Dear Dr. Gott: I’m female, 83 years young, and for about five years now, I’ve had light, fuzzy hair on my face, especially the lower half. I’m also seeing black hairs (sideburns) in front of my ears. You mentioned to a writer who had similar problems to use estrogen cream; however, my doctor and nearby stores don’t carry this product. Where can I purchase it, and does it have any side effects?
Dear Reader: Hair growth on the face in elderly women is common after menopause, when the body’s level of female hormone (estrogen) drops, while the production of male hormone (testosterone) is unchanged. Women and men manufacture both hormones. During the reproductive years, however, the estrogen levels in women and the testosterone levels in men virtually cancel out the small amounts of opposite-gender hormones in each sex.
During menopause, however, this balance is disrupted. Men produce less testosterone, so their estrogen has greater effect. Thus, diminished hair growth and a decline in sexual interest and ability are prominent.

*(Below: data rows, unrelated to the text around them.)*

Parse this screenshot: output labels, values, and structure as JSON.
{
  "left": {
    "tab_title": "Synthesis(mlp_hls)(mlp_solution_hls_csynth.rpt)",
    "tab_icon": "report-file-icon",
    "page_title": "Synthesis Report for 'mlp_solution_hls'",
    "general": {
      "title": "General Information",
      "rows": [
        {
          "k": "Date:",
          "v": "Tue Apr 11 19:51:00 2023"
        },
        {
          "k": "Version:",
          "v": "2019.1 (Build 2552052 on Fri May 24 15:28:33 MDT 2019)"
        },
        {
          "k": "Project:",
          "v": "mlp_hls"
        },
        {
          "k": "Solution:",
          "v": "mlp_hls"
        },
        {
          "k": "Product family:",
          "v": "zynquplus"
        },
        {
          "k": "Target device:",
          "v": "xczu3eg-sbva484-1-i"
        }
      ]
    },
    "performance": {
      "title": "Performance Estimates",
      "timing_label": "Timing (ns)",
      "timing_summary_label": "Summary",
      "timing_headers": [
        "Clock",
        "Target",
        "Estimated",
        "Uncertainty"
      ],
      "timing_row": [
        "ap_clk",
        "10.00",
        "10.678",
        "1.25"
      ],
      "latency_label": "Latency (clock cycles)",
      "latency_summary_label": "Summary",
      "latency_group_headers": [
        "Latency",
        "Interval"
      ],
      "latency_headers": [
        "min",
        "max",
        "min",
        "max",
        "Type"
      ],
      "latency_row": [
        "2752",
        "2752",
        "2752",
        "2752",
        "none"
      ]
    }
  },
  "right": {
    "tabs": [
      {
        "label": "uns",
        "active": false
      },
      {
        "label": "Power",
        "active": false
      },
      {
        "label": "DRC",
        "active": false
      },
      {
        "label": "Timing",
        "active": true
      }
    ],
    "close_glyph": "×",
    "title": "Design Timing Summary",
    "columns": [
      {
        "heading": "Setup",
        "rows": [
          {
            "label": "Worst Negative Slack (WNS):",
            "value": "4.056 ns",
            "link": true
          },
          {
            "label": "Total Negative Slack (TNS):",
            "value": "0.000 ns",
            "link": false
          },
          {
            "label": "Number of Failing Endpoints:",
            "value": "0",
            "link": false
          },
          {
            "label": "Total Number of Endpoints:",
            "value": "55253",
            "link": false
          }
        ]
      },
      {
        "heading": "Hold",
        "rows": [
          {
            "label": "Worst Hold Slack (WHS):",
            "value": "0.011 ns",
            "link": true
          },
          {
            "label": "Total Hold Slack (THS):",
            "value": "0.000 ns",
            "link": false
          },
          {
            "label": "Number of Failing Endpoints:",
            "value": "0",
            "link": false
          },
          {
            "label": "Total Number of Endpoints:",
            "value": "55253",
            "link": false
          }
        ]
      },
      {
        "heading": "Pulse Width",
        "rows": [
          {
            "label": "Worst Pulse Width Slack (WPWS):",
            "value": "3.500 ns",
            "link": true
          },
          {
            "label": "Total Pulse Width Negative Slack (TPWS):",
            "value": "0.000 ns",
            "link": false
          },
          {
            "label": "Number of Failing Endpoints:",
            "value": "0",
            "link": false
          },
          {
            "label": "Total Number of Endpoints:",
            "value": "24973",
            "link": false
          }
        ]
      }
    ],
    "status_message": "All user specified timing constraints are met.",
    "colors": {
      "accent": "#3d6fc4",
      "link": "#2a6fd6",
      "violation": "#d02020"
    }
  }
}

At (and after) menopause, women produce less estrogen, so their testosterone has a greater effect. Consequently, facial- and body-hair growth, and – as would be expected – sexual drive may become significant.
This is the reason that I endorsed estrogen cream applied topically to hirsute areas on menopausal women. The medication is available universally, so I don’t understand why your pharmacy fails to provide the cream. Basically, it maintains local effects without affecting the body as a whole, which could be dangerous. (This is the reason why many women are advised to refrain from taking hormone-replacement therapy; these pills can aggravate uterine cancer.)
Ask your druggist to order the cream, and let me know whether it works.
To give you related information, I am sending you a copy of my Health Report “Menopause.” Other readers who would like a copy should send a long, self-addressed, stamped envelope and $2 to Newsletter, P.O. Box 167, Wickliffe, OH 44092. Be sure to mention the title.
Dear Dr. Gott: Why does it seem that so many healthy people have no energy left after a day’s work?
Dear Reader: Perhaps because they work hard at demanding jobs. Or they may, in contrast, be bored or depressed. In my experience, there are varied work conditions that lead to fatigue and exhaustion in otherwise healthy people.